Friday, May 27, 2005

Smart Data Entry

All three campuses of my University went to Banner, the ERP software (Enterprise Resource planning). It has created a variety of complaints among the users in the various departments. One of the big ones concerns data entry. It appears that in many areas there is now manual data entry where there used to be automated data entry (which to me means the data is already somewhere in electronic format and then gets moved to where the user wants it without manual intervention). My goal here is not to talk about Banner. I brought that up simply to indicate that many at the university have been sensitized to the data entry issues. I want to talk about smart data entry in the context of the CMS, where we already have it and where it is missing, and what possibilities it would afford if we did have it.

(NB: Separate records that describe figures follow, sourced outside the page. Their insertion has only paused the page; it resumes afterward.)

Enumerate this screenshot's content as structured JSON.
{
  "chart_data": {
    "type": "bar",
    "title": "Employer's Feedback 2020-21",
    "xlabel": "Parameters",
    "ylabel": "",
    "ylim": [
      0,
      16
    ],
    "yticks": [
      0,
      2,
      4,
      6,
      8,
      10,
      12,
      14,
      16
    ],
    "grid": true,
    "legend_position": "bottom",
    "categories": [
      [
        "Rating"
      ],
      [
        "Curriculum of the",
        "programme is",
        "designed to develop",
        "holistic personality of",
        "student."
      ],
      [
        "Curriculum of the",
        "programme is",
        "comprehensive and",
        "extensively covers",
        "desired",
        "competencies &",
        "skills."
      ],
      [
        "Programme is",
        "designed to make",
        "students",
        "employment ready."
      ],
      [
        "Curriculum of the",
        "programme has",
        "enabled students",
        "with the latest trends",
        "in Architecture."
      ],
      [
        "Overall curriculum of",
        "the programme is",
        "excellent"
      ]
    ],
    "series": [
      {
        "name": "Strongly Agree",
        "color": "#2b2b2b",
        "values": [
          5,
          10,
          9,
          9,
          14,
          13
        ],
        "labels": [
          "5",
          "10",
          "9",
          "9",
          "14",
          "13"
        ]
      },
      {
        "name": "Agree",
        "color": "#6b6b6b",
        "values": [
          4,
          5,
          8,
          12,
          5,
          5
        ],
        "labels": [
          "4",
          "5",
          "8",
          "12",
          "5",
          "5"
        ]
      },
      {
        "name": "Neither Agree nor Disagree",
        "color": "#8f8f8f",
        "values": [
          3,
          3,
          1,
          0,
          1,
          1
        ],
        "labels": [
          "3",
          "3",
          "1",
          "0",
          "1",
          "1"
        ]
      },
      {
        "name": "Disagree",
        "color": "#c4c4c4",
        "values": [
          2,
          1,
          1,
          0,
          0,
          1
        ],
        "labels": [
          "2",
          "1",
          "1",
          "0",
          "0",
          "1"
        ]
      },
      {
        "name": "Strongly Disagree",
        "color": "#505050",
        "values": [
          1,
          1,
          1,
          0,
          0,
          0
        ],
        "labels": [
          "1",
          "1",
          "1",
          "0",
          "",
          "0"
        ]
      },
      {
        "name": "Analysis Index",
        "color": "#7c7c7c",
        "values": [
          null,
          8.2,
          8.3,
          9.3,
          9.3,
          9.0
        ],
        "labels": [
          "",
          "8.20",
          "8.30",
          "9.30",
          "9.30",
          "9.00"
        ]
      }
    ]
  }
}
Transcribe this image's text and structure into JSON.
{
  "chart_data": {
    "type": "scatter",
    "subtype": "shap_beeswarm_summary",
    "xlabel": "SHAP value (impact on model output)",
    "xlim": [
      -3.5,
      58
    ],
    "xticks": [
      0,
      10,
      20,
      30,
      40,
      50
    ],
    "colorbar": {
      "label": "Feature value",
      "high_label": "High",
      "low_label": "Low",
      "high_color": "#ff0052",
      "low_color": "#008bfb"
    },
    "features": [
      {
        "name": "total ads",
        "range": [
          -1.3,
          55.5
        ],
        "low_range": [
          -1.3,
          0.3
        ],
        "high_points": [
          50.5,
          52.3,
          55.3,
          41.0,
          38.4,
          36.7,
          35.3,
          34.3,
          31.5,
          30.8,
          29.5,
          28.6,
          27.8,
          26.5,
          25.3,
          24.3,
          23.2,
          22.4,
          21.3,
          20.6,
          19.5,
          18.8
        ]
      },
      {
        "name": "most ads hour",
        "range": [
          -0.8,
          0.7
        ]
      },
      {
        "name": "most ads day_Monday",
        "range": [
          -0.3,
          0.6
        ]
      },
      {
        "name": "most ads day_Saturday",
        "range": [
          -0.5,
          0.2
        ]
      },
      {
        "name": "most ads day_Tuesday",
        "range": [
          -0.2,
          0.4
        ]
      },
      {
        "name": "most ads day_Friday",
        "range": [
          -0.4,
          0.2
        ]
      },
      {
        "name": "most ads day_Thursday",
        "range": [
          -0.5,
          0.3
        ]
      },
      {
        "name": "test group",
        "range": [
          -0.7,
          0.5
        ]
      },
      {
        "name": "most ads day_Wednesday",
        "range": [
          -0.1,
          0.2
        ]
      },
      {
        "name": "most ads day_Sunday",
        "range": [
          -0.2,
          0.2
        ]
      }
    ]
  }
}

Two areas where current CMS are pretty good on the data entry front are file upload and column import in the grade book. Most of the CMS now support the WebDav protocol. WebDav allows uploading of a bunch of files via one command by the user. On our campus we encourage use of Novell NetDrive as the WebDav client. This allows the file area of the CMS to appear as a mapped drive on the designer's computer. Then uploading files is as simple as dragging them to a folder. This works reasonably well. There are also plugins, for example one from Microsoft, which allows publishing from the particular application, e.g., PowerPoint, directly into the CMS. I've found that functional when wanting to publish the PowerPoint as a Web page. (I don't think the plugin relies on WebDav. But it provides similar functionality.)

Most CMS also allow import into the grade book from a CSV (comma separated value text) file. The WebCT Vista tool for this type of import is particularly good. It is a strength of the product. As I've indicated in previous posts, since the functionality already exists in that arena, it would be nice for it to exist in the learning area, for experiments or surveys, and it would be nice to enable the import in that setting for the students. But let's return to the designer.

In every other part of the CMS, when creating an object the approach is to fill out a form that is internal to the CMS. There is competition across vendors (and with Sakai and Moodle) over how well designed those forms are, whether they allow a WYSIWYG editor for the HTML fields, whether they enable linking to other content, etc. But that form based learning objects are the norm goes without question.

This is sensible when those objects don't exist in any other format, in other words when they are created from scratch. But this puts a big burden on the creator when the objects already exist elsewhere, either on her own hard drive or somewhere online. Why not have tools that allow the creator to pull in the electronic content into the CMS and automatically fill out the form(s) so the creator doesn't have to do it manually?

This holds for just about every tool in the CMS, but the one I want to focus on is the tool that enables links to external resources, because here the form is particularly simple and because a "link scraper" tool would be particularly useful. There are two essential pieces of data for a link, the name and the url. One can readily imagine a list of links arrayed with the two columns of data and imported into the CMS in the same way that grade book information is imported.

What about the source of those links? One interesting possibility would be the page in our eReserves that lists all the class materials. So there would need to be a way to take a Web page with links on it and from that create a list of links. How to do that is not transparent to me, but I can't believe it would be that hard to do for a competent programmer. Then the last step would be to populate the links tool with the list. This part I'm least sure about. Do the APIs in the CMS allow this type of thing? I'm not sure. I certainly hope so.